As we drive (the countryside was a bit of a drive) I notice a lot of dogs just seem to plop down in the middle of the road and barely move out of the way in time. Wayan says they are "wild" in that they aren't owned by anyone but apparently live among the population without creating a problem (other than to nervous drivers - Wayan wasn't one of these). He also was explaining that the cows we saw were sacred to Hindus but other religions were allowed to raise them for their meat. I thought that was amazingly tolerant for a majority population (about 85% Hindu I believe). Perhaps our religious right could learn something from the Hindus. For that matter so could the Islamic extremists couldn't they? One other thing that jumped out at me
(figuratively) was that although they were doing roadwork on sections of roads which had potholes, etc. that the work was being primarily by hand. I saw no bull dozers or back-hoes. Just picks and shovels and pry-bars. This is not a wealthy country but it seems to be a very pleasant population for the most part. Wayan tells us that they are trying very hard to encourage tourists to return. We stopped to take
pictures of some rice paddies and were again set upon by a small group of women and children with baskets to sell. Their intensity was not unlike that on the dock. I suspect the poverty here is largely to blame for that. I bought a small basket for a couple of dollars (20,000 rupiahs).

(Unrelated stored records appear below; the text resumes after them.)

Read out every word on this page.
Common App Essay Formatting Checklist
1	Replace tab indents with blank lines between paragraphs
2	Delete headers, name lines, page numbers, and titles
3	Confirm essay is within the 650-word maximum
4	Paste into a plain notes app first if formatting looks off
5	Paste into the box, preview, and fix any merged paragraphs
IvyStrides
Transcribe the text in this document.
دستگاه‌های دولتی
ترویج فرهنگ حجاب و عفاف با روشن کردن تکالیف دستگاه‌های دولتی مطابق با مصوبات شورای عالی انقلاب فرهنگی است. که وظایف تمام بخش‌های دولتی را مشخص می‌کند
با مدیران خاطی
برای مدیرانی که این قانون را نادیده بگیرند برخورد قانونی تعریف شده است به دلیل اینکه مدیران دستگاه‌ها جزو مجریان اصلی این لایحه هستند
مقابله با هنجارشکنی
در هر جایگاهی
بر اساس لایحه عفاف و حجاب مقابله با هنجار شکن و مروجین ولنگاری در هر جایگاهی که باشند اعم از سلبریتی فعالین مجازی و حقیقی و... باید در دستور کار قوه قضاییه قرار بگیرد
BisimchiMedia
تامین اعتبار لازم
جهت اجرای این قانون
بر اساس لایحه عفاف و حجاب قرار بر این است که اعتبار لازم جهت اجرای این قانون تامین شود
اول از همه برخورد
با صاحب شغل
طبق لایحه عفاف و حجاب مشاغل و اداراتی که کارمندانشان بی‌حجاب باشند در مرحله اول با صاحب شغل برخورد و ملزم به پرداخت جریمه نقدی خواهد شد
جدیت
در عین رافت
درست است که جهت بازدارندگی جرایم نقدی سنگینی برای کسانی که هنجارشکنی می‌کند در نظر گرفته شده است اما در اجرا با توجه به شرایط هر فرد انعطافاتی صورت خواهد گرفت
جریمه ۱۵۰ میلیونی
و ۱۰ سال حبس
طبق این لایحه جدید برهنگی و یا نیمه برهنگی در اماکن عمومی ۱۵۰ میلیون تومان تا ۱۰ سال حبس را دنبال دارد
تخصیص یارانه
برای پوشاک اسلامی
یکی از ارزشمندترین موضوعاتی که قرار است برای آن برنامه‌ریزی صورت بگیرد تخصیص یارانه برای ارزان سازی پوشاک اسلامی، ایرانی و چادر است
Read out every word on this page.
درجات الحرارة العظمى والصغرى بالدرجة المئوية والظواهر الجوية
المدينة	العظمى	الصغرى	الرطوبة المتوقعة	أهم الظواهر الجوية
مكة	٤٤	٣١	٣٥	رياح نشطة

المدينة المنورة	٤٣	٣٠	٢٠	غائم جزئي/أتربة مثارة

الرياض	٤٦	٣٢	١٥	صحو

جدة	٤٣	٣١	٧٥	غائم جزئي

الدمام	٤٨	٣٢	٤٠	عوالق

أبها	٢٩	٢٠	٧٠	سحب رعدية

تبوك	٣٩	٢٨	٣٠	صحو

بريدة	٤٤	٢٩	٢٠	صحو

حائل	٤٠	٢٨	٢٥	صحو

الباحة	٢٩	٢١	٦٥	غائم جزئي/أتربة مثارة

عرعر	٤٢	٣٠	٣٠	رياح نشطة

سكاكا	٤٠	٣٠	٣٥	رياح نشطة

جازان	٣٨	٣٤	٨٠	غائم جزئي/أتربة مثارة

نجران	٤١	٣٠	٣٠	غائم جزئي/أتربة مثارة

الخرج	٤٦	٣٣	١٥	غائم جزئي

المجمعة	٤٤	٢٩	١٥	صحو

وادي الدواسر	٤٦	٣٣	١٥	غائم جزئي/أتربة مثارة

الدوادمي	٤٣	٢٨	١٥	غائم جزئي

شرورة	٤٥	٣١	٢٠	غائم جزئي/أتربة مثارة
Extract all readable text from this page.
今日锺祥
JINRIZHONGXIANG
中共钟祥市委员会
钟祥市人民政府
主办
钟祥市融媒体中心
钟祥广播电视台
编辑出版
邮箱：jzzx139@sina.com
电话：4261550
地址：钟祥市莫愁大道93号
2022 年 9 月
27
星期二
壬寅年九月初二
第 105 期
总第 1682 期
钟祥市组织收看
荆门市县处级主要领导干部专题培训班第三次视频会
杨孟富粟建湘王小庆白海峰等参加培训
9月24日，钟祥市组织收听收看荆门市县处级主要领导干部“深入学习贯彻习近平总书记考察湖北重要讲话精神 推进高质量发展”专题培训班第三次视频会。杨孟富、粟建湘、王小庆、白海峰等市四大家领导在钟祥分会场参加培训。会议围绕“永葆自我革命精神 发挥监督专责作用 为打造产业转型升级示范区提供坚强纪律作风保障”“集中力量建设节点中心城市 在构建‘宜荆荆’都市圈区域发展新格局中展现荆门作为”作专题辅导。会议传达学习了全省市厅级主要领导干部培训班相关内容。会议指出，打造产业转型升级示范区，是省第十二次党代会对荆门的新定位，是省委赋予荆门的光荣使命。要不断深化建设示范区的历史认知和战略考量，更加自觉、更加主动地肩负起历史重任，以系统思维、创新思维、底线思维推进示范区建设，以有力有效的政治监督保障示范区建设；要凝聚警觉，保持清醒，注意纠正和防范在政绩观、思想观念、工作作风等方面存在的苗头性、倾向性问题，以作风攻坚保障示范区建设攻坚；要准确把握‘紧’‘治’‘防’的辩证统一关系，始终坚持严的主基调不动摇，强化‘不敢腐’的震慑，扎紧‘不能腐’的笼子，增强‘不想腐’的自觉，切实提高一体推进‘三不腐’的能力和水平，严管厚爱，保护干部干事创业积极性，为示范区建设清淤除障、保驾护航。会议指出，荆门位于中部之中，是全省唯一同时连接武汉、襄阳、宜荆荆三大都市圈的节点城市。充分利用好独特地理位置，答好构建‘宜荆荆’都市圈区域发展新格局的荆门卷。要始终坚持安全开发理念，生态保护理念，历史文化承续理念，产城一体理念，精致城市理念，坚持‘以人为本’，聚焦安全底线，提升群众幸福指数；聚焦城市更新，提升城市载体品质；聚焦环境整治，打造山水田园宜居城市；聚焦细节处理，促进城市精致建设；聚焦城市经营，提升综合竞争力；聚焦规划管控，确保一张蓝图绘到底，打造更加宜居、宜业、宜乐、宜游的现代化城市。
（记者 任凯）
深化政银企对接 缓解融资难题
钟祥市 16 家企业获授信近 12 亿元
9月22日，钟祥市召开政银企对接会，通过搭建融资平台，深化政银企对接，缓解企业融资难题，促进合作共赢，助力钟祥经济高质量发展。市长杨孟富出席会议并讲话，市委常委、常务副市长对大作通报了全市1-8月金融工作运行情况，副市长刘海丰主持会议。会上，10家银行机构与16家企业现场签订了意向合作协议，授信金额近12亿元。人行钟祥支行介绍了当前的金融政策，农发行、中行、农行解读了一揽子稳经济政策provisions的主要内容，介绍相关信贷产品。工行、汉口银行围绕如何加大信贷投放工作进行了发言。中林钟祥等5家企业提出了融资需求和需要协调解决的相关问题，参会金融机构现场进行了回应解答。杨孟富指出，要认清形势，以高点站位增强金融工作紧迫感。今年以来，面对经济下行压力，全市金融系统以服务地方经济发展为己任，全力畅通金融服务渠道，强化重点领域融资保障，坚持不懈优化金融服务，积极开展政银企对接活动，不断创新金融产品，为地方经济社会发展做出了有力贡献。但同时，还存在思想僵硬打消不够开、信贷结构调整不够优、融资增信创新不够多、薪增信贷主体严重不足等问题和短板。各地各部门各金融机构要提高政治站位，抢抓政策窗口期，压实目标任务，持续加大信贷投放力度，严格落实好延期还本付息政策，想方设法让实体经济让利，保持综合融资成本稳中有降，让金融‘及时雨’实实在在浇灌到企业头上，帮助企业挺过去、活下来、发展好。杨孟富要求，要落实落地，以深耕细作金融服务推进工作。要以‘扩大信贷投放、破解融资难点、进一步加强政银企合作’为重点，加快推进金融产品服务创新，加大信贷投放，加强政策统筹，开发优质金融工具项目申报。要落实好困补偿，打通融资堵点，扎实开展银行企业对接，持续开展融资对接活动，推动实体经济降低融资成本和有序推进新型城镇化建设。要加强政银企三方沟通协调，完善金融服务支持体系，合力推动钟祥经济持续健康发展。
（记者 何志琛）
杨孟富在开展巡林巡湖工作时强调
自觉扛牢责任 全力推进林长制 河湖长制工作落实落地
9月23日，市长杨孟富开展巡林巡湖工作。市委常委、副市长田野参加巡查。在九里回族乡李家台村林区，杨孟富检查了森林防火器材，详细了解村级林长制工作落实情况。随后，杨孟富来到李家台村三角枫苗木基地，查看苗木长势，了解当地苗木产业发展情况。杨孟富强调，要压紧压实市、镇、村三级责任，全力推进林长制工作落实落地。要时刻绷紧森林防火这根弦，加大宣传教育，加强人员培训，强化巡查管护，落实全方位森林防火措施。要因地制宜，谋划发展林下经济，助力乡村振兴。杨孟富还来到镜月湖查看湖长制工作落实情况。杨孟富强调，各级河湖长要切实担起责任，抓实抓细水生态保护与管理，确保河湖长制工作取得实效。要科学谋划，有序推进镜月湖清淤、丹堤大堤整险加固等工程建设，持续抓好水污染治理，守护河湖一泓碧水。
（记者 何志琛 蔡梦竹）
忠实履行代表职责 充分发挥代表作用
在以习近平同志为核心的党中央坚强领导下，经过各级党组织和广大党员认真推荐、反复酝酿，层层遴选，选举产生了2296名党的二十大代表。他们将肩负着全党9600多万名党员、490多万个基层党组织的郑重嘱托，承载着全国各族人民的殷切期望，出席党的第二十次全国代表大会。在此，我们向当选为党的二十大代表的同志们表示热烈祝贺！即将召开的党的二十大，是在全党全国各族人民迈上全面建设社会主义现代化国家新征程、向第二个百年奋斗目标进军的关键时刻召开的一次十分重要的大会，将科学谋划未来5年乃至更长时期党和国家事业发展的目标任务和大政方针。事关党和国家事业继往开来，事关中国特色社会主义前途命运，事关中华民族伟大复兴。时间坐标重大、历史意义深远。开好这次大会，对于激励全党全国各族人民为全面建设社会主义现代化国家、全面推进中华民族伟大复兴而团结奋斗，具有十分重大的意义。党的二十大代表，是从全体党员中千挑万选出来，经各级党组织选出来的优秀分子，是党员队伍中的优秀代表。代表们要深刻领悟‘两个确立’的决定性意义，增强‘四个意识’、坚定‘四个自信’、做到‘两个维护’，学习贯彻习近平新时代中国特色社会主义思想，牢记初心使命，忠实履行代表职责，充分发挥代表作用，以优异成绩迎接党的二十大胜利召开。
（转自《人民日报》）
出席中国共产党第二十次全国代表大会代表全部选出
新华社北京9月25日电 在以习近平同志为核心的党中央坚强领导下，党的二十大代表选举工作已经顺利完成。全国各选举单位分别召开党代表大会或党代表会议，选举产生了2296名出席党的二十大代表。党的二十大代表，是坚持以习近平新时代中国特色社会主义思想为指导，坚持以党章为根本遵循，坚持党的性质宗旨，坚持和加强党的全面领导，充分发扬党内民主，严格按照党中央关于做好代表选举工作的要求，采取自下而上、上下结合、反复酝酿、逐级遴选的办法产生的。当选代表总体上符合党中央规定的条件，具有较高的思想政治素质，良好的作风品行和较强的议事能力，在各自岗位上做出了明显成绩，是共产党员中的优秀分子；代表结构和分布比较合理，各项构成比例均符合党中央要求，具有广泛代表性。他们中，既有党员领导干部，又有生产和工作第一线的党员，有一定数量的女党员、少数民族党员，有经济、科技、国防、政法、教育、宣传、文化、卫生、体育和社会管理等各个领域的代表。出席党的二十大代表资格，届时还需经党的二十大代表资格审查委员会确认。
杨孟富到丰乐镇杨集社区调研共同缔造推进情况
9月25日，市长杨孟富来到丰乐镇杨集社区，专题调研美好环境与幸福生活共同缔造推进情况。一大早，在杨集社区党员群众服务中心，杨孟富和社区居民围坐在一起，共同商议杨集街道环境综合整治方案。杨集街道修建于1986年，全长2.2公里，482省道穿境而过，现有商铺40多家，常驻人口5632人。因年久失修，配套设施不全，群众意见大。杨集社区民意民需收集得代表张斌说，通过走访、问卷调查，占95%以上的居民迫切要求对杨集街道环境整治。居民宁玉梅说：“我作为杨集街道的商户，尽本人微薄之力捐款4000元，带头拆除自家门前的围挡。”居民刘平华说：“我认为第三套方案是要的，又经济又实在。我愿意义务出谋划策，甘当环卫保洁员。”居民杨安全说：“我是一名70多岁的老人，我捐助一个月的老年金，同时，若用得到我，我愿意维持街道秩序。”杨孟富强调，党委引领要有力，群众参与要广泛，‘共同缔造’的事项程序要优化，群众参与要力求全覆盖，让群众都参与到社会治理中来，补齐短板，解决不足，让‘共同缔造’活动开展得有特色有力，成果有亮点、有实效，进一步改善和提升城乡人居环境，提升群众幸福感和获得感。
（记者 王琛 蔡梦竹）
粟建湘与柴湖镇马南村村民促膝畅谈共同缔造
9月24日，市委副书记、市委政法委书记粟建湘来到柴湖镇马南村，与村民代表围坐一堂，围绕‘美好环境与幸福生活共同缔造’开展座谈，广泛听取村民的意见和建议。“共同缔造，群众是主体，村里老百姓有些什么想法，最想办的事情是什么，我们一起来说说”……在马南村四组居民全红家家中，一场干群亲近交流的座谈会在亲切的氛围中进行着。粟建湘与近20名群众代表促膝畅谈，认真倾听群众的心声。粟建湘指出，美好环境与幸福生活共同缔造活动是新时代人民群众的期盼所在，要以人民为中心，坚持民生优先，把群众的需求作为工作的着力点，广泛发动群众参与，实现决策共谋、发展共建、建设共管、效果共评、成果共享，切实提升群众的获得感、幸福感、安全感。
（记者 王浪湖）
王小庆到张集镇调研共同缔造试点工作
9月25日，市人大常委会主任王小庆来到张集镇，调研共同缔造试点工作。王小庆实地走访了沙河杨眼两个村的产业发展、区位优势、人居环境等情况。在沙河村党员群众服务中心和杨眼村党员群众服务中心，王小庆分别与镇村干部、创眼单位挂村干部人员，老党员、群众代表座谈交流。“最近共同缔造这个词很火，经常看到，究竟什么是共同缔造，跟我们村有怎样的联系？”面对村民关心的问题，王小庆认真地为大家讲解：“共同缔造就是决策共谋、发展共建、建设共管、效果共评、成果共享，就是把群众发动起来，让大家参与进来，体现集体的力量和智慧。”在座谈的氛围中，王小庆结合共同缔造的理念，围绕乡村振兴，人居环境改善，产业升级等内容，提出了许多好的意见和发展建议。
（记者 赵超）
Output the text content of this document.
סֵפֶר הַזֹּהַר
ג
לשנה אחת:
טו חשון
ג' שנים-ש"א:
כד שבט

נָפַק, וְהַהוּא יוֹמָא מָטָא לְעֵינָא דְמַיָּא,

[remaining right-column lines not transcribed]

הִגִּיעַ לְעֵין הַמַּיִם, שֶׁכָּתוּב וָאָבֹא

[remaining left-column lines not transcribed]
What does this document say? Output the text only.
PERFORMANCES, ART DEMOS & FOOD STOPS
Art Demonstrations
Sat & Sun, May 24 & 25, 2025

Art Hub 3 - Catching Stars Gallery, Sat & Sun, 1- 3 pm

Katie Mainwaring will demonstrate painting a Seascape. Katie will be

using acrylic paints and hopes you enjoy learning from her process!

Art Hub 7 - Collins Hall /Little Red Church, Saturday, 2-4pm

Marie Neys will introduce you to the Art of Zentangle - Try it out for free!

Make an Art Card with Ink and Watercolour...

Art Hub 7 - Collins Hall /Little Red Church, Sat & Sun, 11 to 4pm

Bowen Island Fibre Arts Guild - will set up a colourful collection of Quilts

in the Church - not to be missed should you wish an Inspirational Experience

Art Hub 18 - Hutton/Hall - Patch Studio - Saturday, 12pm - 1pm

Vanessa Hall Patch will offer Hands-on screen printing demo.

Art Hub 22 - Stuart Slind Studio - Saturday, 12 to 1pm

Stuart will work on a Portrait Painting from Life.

The "scanery" was beautiful despite some low hanging clouds threatening rain. The majority of the arable land is in use for rice or other crops. Many terraces, some very small, are created on the hillsides to use pretty much every available square inch of space. We saw one elderly farm woman who had removed her top to rinse it in the stream. We had stopped to take pictures and she didn't seem in the least concerned. We also saw many people carrying baskets and bundles of stuff on their heads. Many of the men wear what looks like a skirt. It is a wrap around piece of fabric. One guy we passed on the roadside obviously needed a restroom too but since none were nearby he had no problem relieving himself from under his "skirt". Somehow it didn't seem out of place in this rural setting and different culture.
After our scenic tour we returned to the dock and eventually the ship. I went straight from the tender to the dining room because I was already late about 20 minutes for dinner. I don't think it hurt me to skip the appetizer course. Perhaps I should do that more often, but in fact I think it would be better if I could skip the dessert course more often. Hmmm. The show after dinner was a comic magician. He was pretty funny.